Writing Prompt #9 - Slap

Feb 14, 2007 20:30

I knew what I wanted to do with this. I've had this scene in my head since shortly after the prompt was posted.
However, it did not want to write itself until now. Finally I got the words out. Huzzah.

Yes, it's more sad little Min. Surprised?



At the table, she cried. Beautifully, elegantly, gracefully. It was annoying even to someone who was only eleven turns. How she could sit there and cry and look miserable and be. . .perfect. I hated my mother.

Well, it was not so much hating her as knowing I was going to disappoint her forever. Forever. Then again, I’d known that when I was five. It had come in a flash, that knowledge, and I’d lived with it for the last six turns.

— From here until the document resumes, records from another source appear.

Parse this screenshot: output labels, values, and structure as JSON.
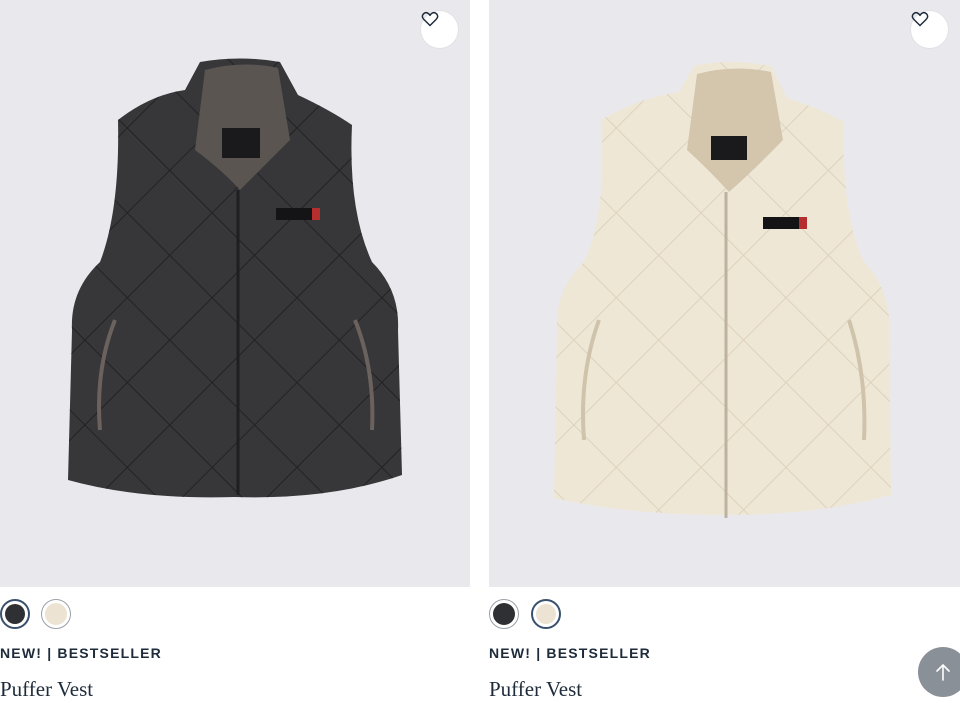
{
  "products": [
    {
      "badge": "NEW! | BESTSELLER",
      "name": "Puffer Vest",
      "image_alt": "Black puffer vest",
      "color": "#37373a",
      "swatches": [
        {
          "name": "black",
          "color": "#2f3033",
          "selected": true
        },
        {
          "name": "cream",
          "color": "#ece3d2",
          "selected": false
        }
      ]
    },
    {
      "badge": "NEW! | BESTSELLER",
      "name": "Puffer Vest",
      "image_alt": "Cream puffer vest",
      "color": "#efe7d6",
      "swatches": [
        {
          "name": "black",
          "color": "#2f3033",
          "selected": false
        },
        {
          "name": "cream",
          "color": "#ece3d2",
          "selected": true
        }
      ]
    }
  ],
  "icons": {
    "wishlist": "heart-icon",
    "back_to_top": "arrow-up-icon"
  },
  "colors": {
    "image_bg": "#e9e8ec",
    "text": "#1e2b3a",
    "swatch_selected_ring": "#39506e",
    "back_to_top_bg": "#8a9097"
  }
}
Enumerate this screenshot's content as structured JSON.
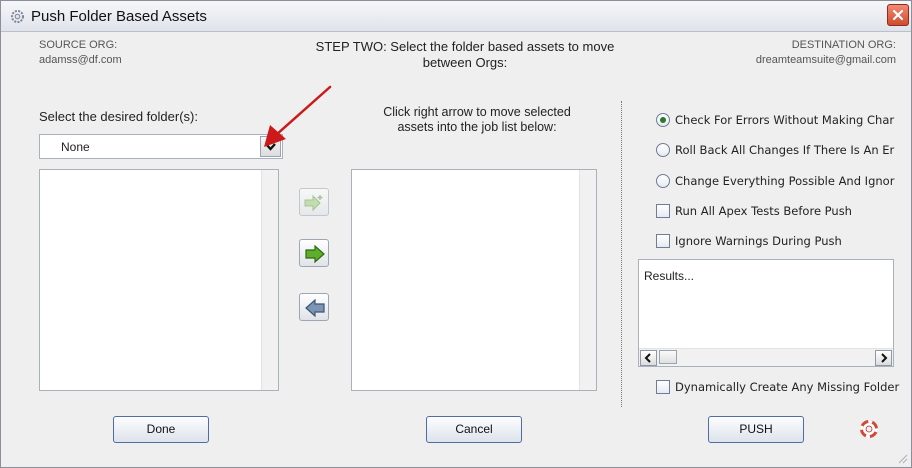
{
  "window": {
    "title": "Push Folder Based Assets"
  },
  "source": {
    "label": "SOURCE ORG:",
    "account": "adamss@df.com"
  },
  "destination": {
    "label": "DESTINATION ORG:",
    "account": "dreamteamsuite@gmail.com"
  },
  "step": {
    "line1": "STEP TWO: Select the folder based assets to move",
    "line2": "between Orgs:"
  },
  "folder_select": {
    "label": "Select the desired folder(s):",
    "selected": "None"
  },
  "middle": {
    "line1": "Click right arrow to move selected",
    "line2": "assets into the job list below:"
  },
  "options": {
    "radio1": "Check For Errors Without Making Char",
    "radio2": "Roll Back All Changes If There Is An Er",
    "radio3": "Change Everything Possible And Ignor",
    "check1": "Run All Apex Tests Before Push",
    "check2": "Ignore Warnings During Push",
    "check3": "Dynamically Create Any Missing Folder"
  },
  "results": {
    "text": "Results..."
  },
  "buttons": {
    "done": "Done",
    "cancel": "Cancel",
    "push": "PUSH"
  },
  "colors": {
    "accent_arrow": "#5fae2b",
    "annotation": "#cc1a1a",
    "button_border": "#4d6da4"
  }
}
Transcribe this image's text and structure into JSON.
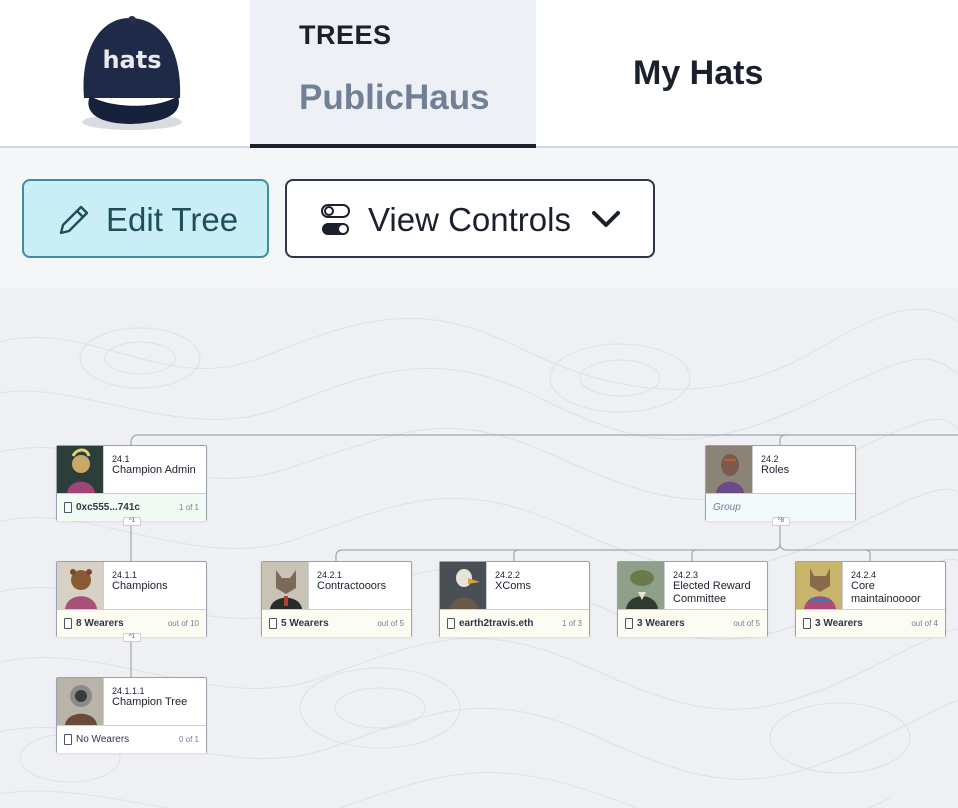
{
  "header": {
    "logo_text": "hats",
    "tab_trees": {
      "label": "TREES",
      "sub": "PublicHaus"
    },
    "tab_my_hats": "My Hats"
  },
  "toolbar": {
    "edit_label": "Edit Tree",
    "view_label": "View Controls"
  },
  "colors": {
    "edit_bg": "#c9eef5",
    "edit_border": "#3c8ea4",
    "text_dark": "#1a202c",
    "tab_active_bg": "#edf1f5"
  },
  "hats": [
    {
      "id": "24.1",
      "name": "Champion Admin",
      "footer": "0xc555...741c",
      "count": "1 of 1",
      "toggle": "^1"
    },
    {
      "id": "24.2",
      "name": "Roles",
      "footer": "Group",
      "toggle": "^8"
    },
    {
      "id": "24.1.1",
      "name": "Champions",
      "footer": "8 Wearers",
      "count": "out of 10",
      "toggle": "^1"
    },
    {
      "id": "24.2.1",
      "name": "Contractooors",
      "footer": "5 Wearers",
      "count": "out of 5"
    },
    {
      "id": "24.2.2",
      "name": "XComs",
      "footer": "earth2travis.eth",
      "count": "1 of 3"
    },
    {
      "id": "24.2.3",
      "name": "Elected Reward Committee",
      "footer": "3 Wearers",
      "count": "out of 5"
    },
    {
      "id": "24.2.4",
      "name": "Core maintainoooor",
      "footer": "3 Wearers",
      "count": "out of 4"
    },
    {
      "id": "24.1.1.1",
      "name": "Champion Tree",
      "footer": "No Wearers",
      "count": "0 of 1"
    }
  ]
}
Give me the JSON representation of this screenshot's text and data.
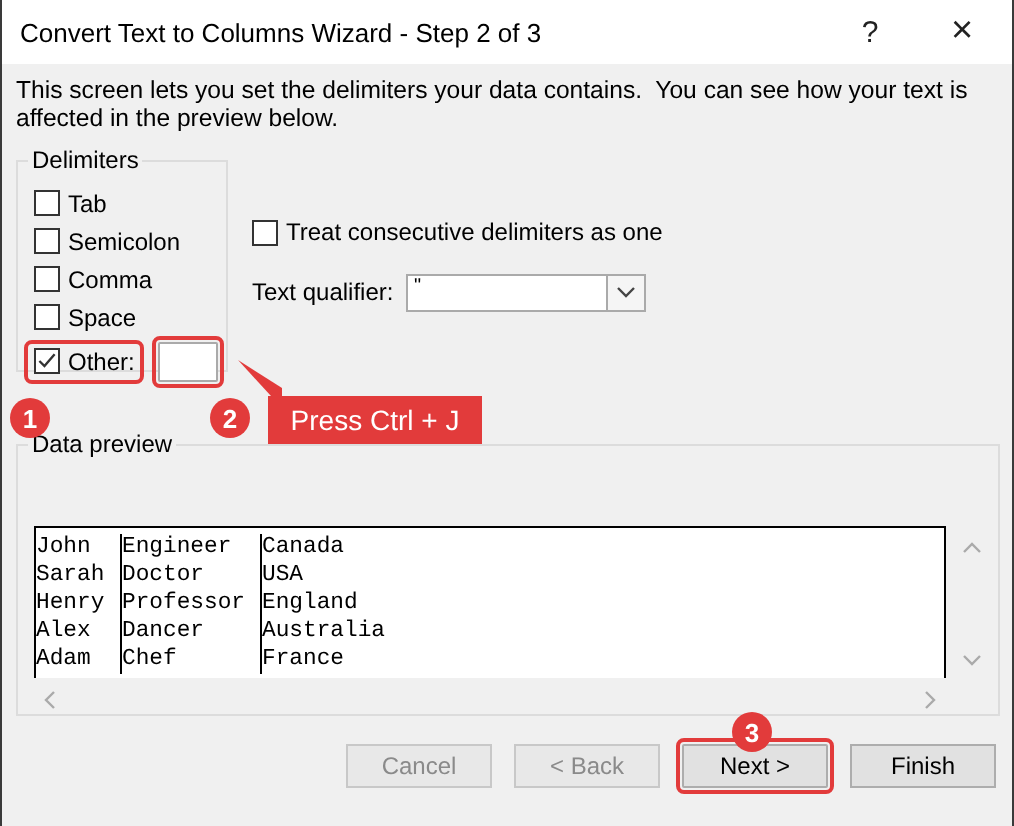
{
  "window": {
    "title": "Convert Text to Columns Wizard - Step 2 of 3",
    "help": "?",
    "close": "×"
  },
  "intro": "This screen lets you set the delimiters your data contains.  You can see how your text is affected in the preview below.",
  "delimiters": {
    "title": "Delimiters",
    "items": [
      {
        "label": "Tab",
        "checked": false,
        "highlighted": false
      },
      {
        "label": "Semicolon",
        "checked": false,
        "highlighted": false
      },
      {
        "label": "Comma",
        "checked": false,
        "highlighted": false
      },
      {
        "label": "Space",
        "checked": false,
        "highlighted": false
      },
      {
        "label": "Other:",
        "checked": true,
        "highlighted": true
      }
    ],
    "other_field": {
      "highlighted": true
    }
  },
  "consecutive": {
    "label": "Treat consecutive delimiters as one",
    "checked": false
  },
  "text_qualifier": {
    "label": "Text qualifier:",
    "value": "\""
  },
  "preview": {
    "title": "Data preview",
    "rows": [
      [
        "John",
        "Engineer",
        "Canada"
      ],
      [
        "Sarah",
        "Doctor",
        "USA"
      ],
      [
        "Henry",
        "Professor",
        "England"
      ],
      [
        "Alex",
        "Dancer",
        "Australia"
      ],
      [
        "Adam",
        "Chef",
        "France"
      ]
    ]
  },
  "buttons": [
    {
      "label": "Cancel",
      "disabled": true,
      "highlighted": false
    },
    {
      "label": "< Back",
      "disabled": true,
      "highlighted": false
    },
    {
      "label": "Next >",
      "disabled": false,
      "highlighted": true
    },
    {
      "label": "Finish",
      "disabled": false,
      "highlighted": false
    }
  ],
  "annotations": [
    {
      "number": "1"
    },
    {
      "number": "2",
      "callout": "Press Ctrl + J"
    },
    {
      "number": "3"
    }
  ]
}
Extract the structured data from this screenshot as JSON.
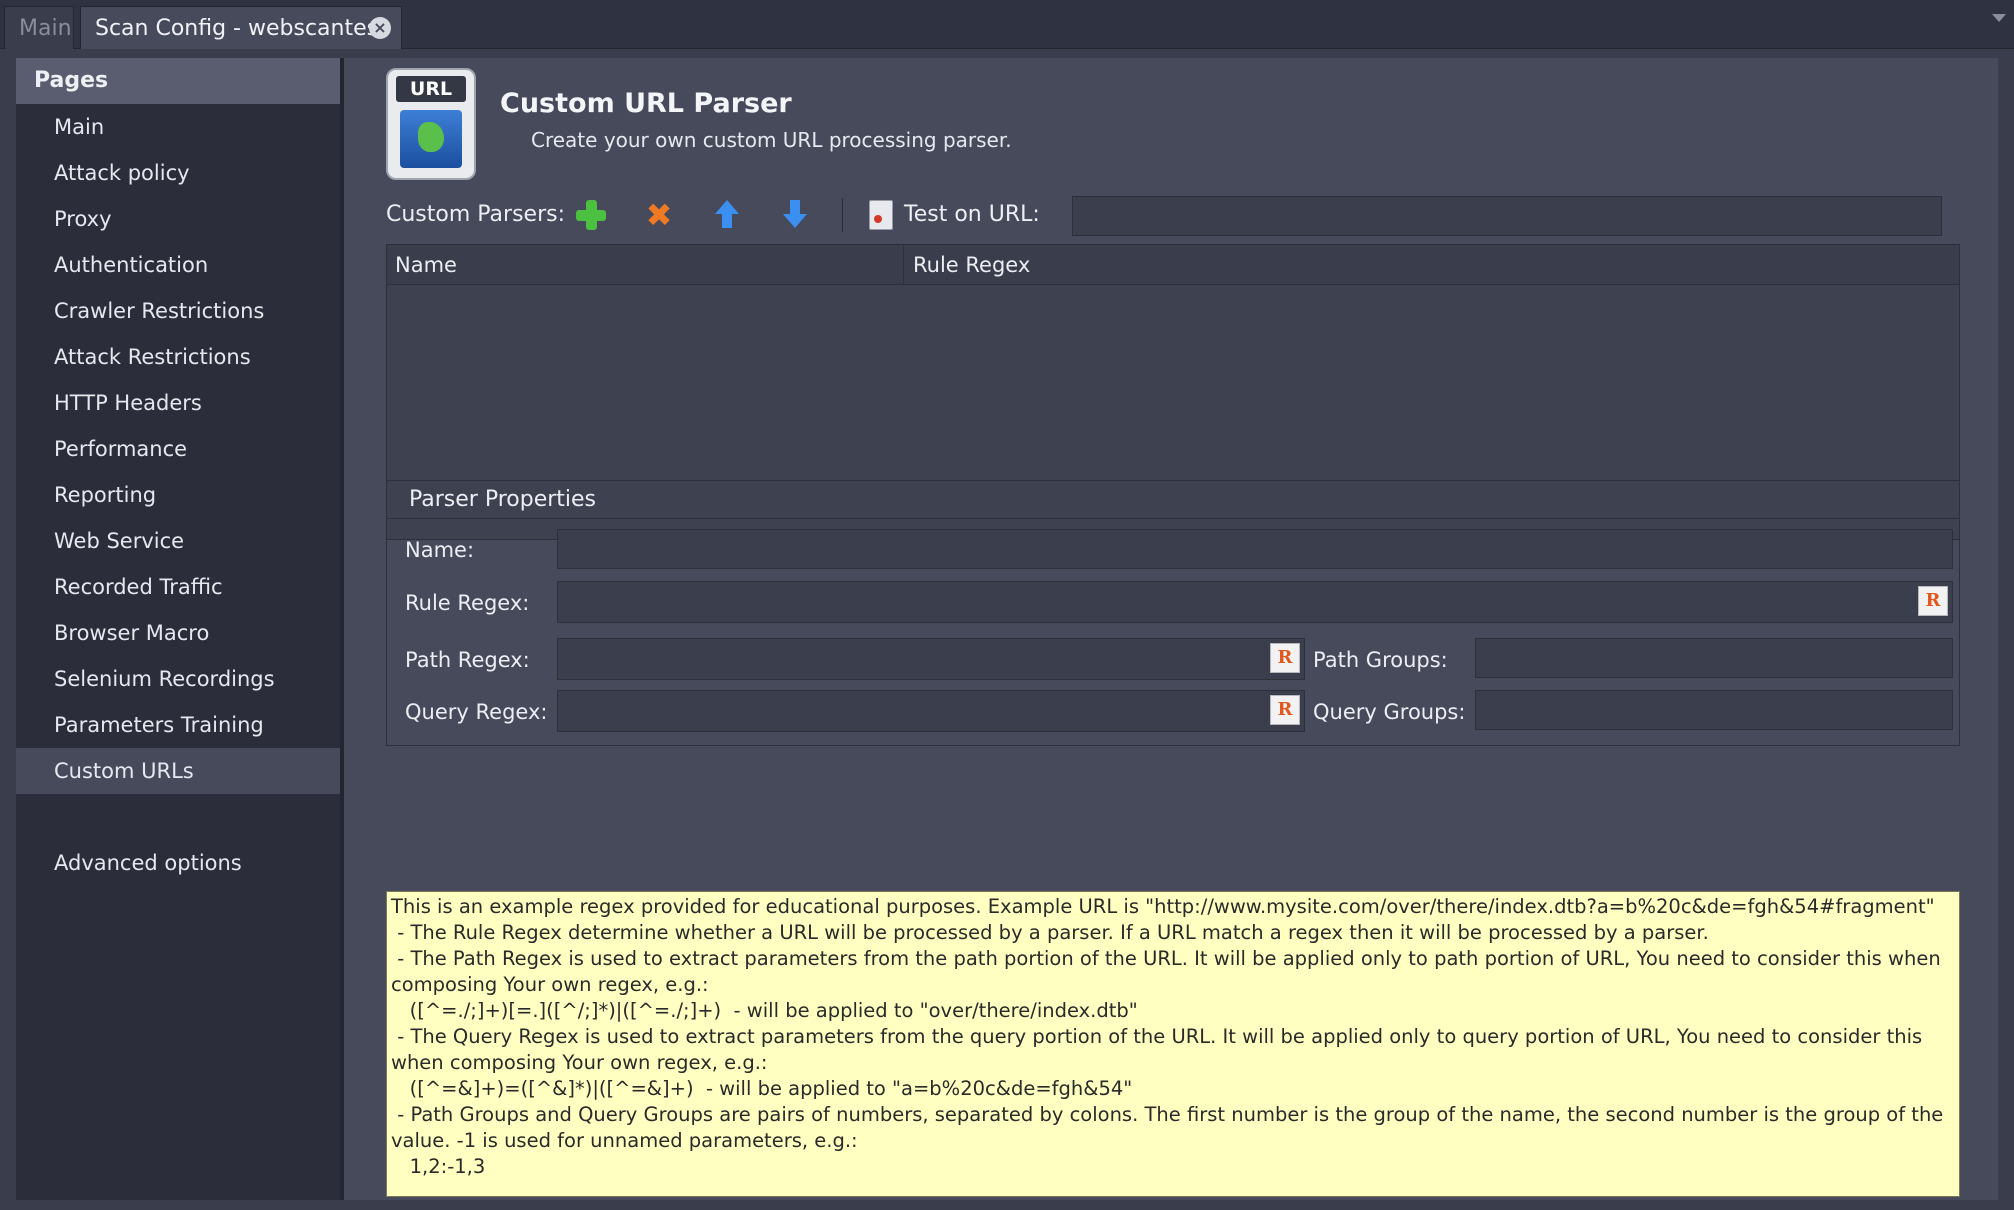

All of which was entirely beside the point as we waited. We waited for him to come home. Because I had made her cry and there was nothing else at all that needed saying. If I had apologized. . .well, that wasn’t going to happen.

So, we waited. She cried and I glared at her for crying. How dare she /do/ this! I hadn’t done anything wrong. I hadn’t said anything wrong. But here we were waiting for Navan to return and pat her on the back and scold me. The odds of getting dinner were pretty slim. Luckily I’d had lunch.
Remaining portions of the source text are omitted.